Les psychologues de l'éducation nationale sont formés à l'INETOP-CNAM (41, rue Gay-Lussac à Paris), ou dans l'un des cinq centres régionaux de formation : Lille, Nancy, Rennes, Aix-en-Provence et Lyon. Tous ces centres de formation sont intégrés à l'Université, on y forme des psychologues titulaires du titre de psychologue et reconnus comme tel.l.e.s par les Agences régionales de sante (ARS) et, à ce titre, détenteurs d'un numéro ADELI. Le concours d'entrée, très exigeant, est réservé aux titulaires a minima d'une licence de psychologie et d'une inscription en master (M2) de psychologie.
Le CIO est un service public gratuit, compétent, spécialisé
À l'issue de leur formation universitaire, les psychologues de l'éducation nationale sont nommés dans les Centres d'information et d'orientation (CIO). Ces derniers constituent un réseau national public et gratuit de grande compétence reconnue pour le conseil en orientation scolaire et professionnelle, la pédagogie de l'orientation (Parcours avenir), l'évaluation des compétences et la prévention du décrochage scolaire.
Chaque CIO collabore étroitement avec un ensemble d'établissements publics de sa zone géographique (collèges, lycées, universités) mais aussi, sous des formes allégées, avec les établissements privés sous contrat avec l'État ainsi qu'avec les Centres de formation d'apprentis. En moyenne, le temps de travail des psychologues effectué en établissement scolaire oscille entre 60 et 75% de leur temps de travail global.
Halte aux coachs privés !
Alors, trop, c'est trop ! Depuis des années, et avec une nette accélération depuis 2017, les politiques néolibérales de New Public Management tuent à petit feu les CIO et empêchent les professionnels compétents d'exercer leur métier dans des conditions décentes.
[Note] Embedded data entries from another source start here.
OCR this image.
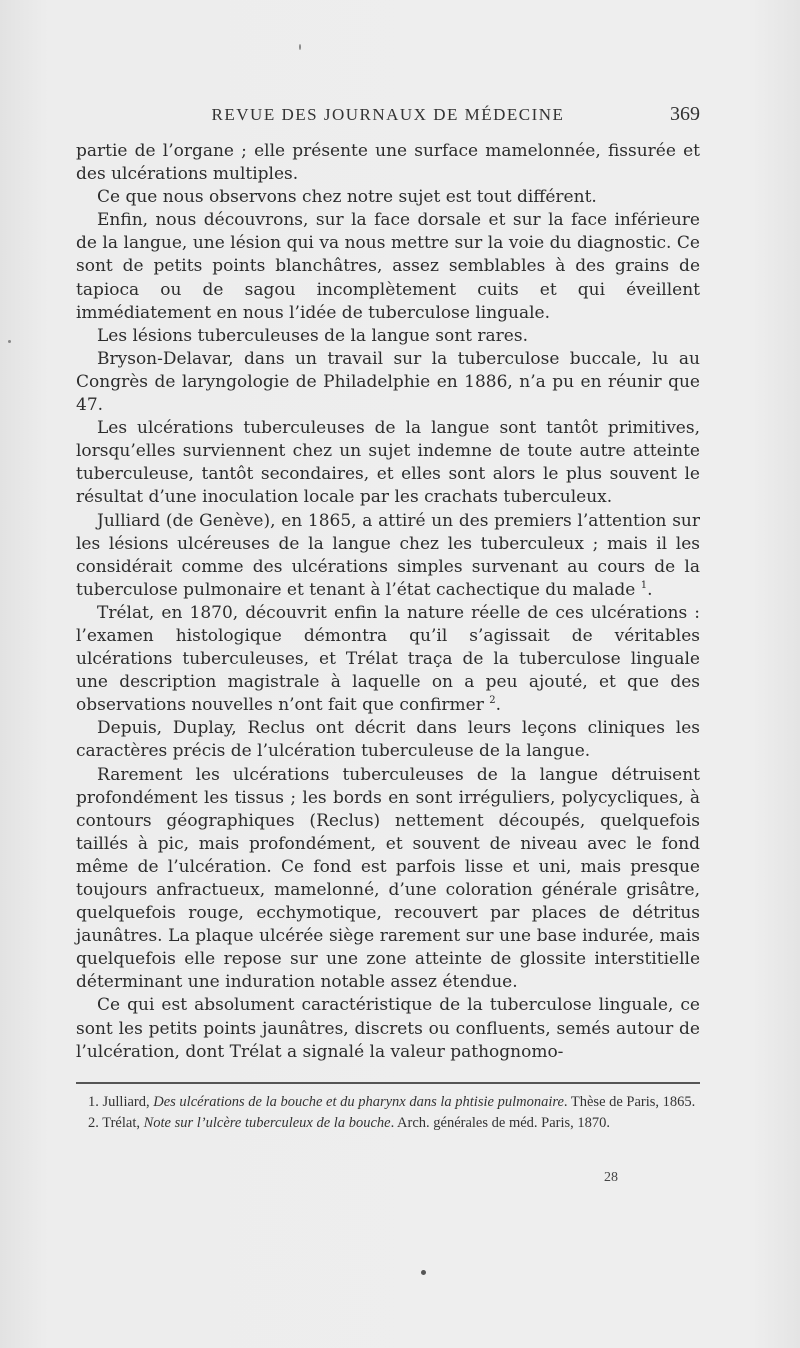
REVUE DES JOURNAUX DE MÉDECINE	369

partie de l’organe ; elle présente une surface mamelonnée, fissurée et des ulcérations multiples.

Ce que nous observons chez notre sujet est tout différent.

Enfin, nous découvrons, sur la face dorsale et sur la face inférieure de la langue, une lésion qui va nous mettre sur la voie du diagnostic. Ce sont de petits points blanchâtres, assez semblables à des grains de tapioca ou de sagou incomplètement cuits et qui éveillent immédiatement en nous l’idée de tuberculose linguale.

Les lésions tuberculeuses de la langue sont rares.

Bryson-Delavar, dans un travail sur la tuberculose buccale, lu au Congrès de laryngologie de Philadelphie en 1886, n’a pu en réunir que 47.

Les ulcérations tuberculeuses de la langue sont tantôt primitives, lorsqu’elles surviennent chez un sujet indemne de toute autre atteinte tuberculeuse, tantôt secondaires, et elles sont alors le plus souvent le résultat d’une inoculation locale par les crachats tuberculeux.

Julliard (de Genève), en 1865, a attiré un des premiers l’attention sur les lésions ulcéreuses de la langue chez les tuberculeux ; mais il les considérait comme des ulcérations simples survenant au cours de la tuberculose pulmonaire et tenant à l’état cachectique du malade $^1$.

Trélat, en 1870, découvrit enfin la nature réelle de ces ulcérations : l’examen histologique démontra qu’il s’agissait de véritables ulcérations tuberculeuses, et Trélat traça de la tuberculose linguale une description magistrale à laquelle on a peu ajouté, et que des observations nouvelles n’ont fait que confirmer $^2$.

Depuis, Duplay, Reclus ont décrit dans leurs leçons cliniques les caractères précis de l’ulcération tuberculeuse de la langue.

Rarement les ulcérations tuberculeuses de la langue détruisent profondément les tissus ; les bords en sont irréguliers, polycycliques, à contours géographiques (Reclus) nettement découpés, quelquefois taillés à pic, mais profondément, et souvent de niveau avec le fond même de l’ulcération. Ce fond est parfois lisse et uni, mais presque toujours anfractueux, mamelonné, d’une coloration générale grisâtre, quelquefois rouge, ecchymotique, recouvert par places de détritus jaunâtres. La plaque ulcérée siège rarement sur une base indurée, mais quelquefois elle repose sur une zone atteinte de glossite interstitielle déterminant une induration notable assez étendue.

Ce qui est absolument caractéristique de la tuberculose linguale, ce sont les petits points jaunâtres, discrets ou confluents, semés autour de l’ulcération, dont Trélat a signalé la valeur pathognomo-

1. Julliard, Des ulcérations de la bouche et du pharynx dans la phtisie pulmonaire. Thèse de Paris, 1865.

2. Trélat, Note sur l’ulcère tuberculeux de la bouche. Arch. générales de méd. Paris, 1870.

28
Mieux, l'allègement fiscal du crédit d'impôt de 50% attribué aux contribuables pour les emplois à domicile inclut bien entendu le conseil en orientation.
Dans L'empire des coachs (2006), Roland Gori et Pierre Le Coz nous alertaient : La pratique du coaching est adossée à une interprétation rabougrie de l'homme, qui dissout son être dans une collection de comportements stéréotypés produits par un cerveau programmable et déprogrammable à volonté. En abolissant toute différence entre les épreuves de l'existence et les épreuves sportives, entre la quête du sens et celle de nouvelles parts de marché, le coaching met en danger la santé mentale des générations futures. Plus qu'une normalisation, il constitue une véritable aliénation des esprits
(pages 167-168).
Et encore : Quel que soit son domaine d'application, le coaching conçoit toujours l'homme comme une micro-entreprise autogérée ouverte à la performance et à la compétition. À ce titre, il est bien à l'image de la culture postlibérale à l'émergence de laquelle nous assistons
(pages 171-172).
Seize ans après l'avertissement oublié de Gori et Le Coz, face à l'anxiété ou à l'angoisse engendrée par la réforme incessante du lycée, la crainte légitime de l'avenir et les mécaniques absconses d'AFFELNET et de PARCOURSUP, de plus en plus de parents craquent pour le coaching et mettent la main à la poche pour des centaines d'euros, voire plus ! Mais en fait, cela leur revient à deux fois moins cher du fait des largesses de Bercy. Chers parents, pour commencer, demandez à votre coach d'orientation son n° ADELI (ARS) de psychologue... Et, si vous voulez un service public d'orientation aux moyens à la hauteur des enjeux, c'est le moment de le dire : on vote dans deux mois !
Commentaires
Le coaching : de l’art d’arroser le sable Ou : Pavlov + Hayek < Léontiev + Mitterrand
L’orientation est arrivée en France après la première guerre mondiale porteuse de l’idéologie étasunienne du "right man at the right place" pour les besoins de l’industrie. C’était nécessaire de l’appliquer à grande échelle car peu de machines et beaucoup de besoins humains, mais aussi peu de personnes qualifiées car peu de diplômés en errance. L’orientation d’alors alimentait l’organisation scientifique du travail.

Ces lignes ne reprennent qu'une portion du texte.